Each international organisation has separate offices, in different parts of the city, requiring different referrals and so asylum seekers waste money and time travelling across town to get one piece of paper and then another. Ironically in this scenario the best served are in detention where international NGOs visit on a more regular basis. On the legal and policy framework front, three years since the Revolution, a draft Asylum Law remains in draft, much-hoped for policies and procedures remain just that … much hoped for. With no opportunities for resettlement, local integration impossible and return against UNHCR guidelines for most of these cases, it is little wonder then that our clients start to tell us “I am thinking to get the boat”. When we try to explain the risks and dangers of this option, we then get asked “well, how can you help me”. A pause often falls over the conversation at this point, we might mention “basic NFIs, basic health care, referrals for restoration of family links”. You can almost see the calculations starting to take place in a person’s mind. They are stuck in Libya, with no real prospects and the sea the only way out.

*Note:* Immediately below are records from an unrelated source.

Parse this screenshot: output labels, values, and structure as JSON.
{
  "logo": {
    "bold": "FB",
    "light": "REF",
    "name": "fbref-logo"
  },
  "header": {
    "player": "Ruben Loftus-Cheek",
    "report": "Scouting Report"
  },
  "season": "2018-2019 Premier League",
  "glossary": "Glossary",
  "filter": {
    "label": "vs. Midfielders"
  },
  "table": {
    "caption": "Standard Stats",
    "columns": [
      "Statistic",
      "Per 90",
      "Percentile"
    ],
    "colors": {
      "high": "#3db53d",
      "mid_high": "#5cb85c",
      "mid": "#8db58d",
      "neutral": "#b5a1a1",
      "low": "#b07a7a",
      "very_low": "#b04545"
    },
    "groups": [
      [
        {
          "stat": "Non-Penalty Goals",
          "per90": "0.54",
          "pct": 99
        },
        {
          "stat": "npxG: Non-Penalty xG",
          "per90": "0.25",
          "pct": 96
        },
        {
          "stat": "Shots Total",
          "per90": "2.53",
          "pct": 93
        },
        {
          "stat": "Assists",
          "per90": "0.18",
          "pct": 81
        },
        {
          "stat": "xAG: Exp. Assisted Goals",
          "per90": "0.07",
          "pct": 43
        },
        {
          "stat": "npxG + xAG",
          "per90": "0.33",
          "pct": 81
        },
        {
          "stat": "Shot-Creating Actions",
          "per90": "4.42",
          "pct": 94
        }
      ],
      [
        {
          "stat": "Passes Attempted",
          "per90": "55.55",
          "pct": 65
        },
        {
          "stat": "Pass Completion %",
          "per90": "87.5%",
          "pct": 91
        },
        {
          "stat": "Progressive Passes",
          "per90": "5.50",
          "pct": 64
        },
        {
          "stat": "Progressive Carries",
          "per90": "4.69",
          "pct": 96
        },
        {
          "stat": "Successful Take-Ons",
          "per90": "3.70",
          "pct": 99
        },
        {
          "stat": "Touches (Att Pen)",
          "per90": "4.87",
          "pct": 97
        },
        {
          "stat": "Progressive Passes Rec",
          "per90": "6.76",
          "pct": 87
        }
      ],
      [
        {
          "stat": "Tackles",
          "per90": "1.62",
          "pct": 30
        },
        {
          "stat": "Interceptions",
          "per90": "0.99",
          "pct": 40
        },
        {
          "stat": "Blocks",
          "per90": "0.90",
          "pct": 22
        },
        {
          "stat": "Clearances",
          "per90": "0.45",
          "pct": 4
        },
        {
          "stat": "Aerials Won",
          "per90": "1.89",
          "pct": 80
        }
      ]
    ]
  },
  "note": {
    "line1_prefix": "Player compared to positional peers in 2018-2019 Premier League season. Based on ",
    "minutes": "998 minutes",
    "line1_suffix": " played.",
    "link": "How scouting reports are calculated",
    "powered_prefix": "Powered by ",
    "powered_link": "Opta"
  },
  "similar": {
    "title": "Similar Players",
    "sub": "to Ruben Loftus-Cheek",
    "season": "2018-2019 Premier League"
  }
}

And people are taking the boats from Libya in unprecedented numbers. As recent Frontex data shows, the greatest increase in departures was from Syrians and Eritreans, with Somalis not far behind. This mirrors the profile of registered asylum seekers in Libya. People are also dying or being rescued at sea in higher numbers. Last year there was a huge outpouring of grief when hundreds of people died off the coast of Lampedusa. But such outpourings are meaningless when we are faced with the solutions and do nothing.

The situation of urban asylum seekers and refugees in Tripoli, and other major cities in Libya, is dire. The most vulnerable are falling between the cracks and others risk becoming more vulnerable the longer they stay in the city. Recently we met with an Ethiopian man and his wife, Steven and Grace (not their real names) living in one room they shared with another couple. They had no separate toilet facilities and the Libyan family they rented the house from warned them that if they made too much noise they would be evicted. Both Oromo, Steven and Grace fled from persecution in Ethiopia, and in Libya Steven had been detained and imprisoned. Grace is pregnant and about to give birth in a country where they have no future prospects. When the baby arrives, he or she will have no identification papers and Steven will have another mouth to feed from his only source of income – irregular daily work that brings in anything between 10-30 Libyan dinars a day (max 17euro dollars). As we discussed their situation, Steven said “I am just looking for a safe option, I’m asking you as a person, not just an NGO”. We continue to leave people like Steven and hundreds of thousands of other asylum seekers and refugees in Libya without an adequate response to their plight. Addressing their situation demands an urgent re-think of the presumptions we hold about supposed ‘irregular migrants’ and the services we offer to meet the needs of urban displaced.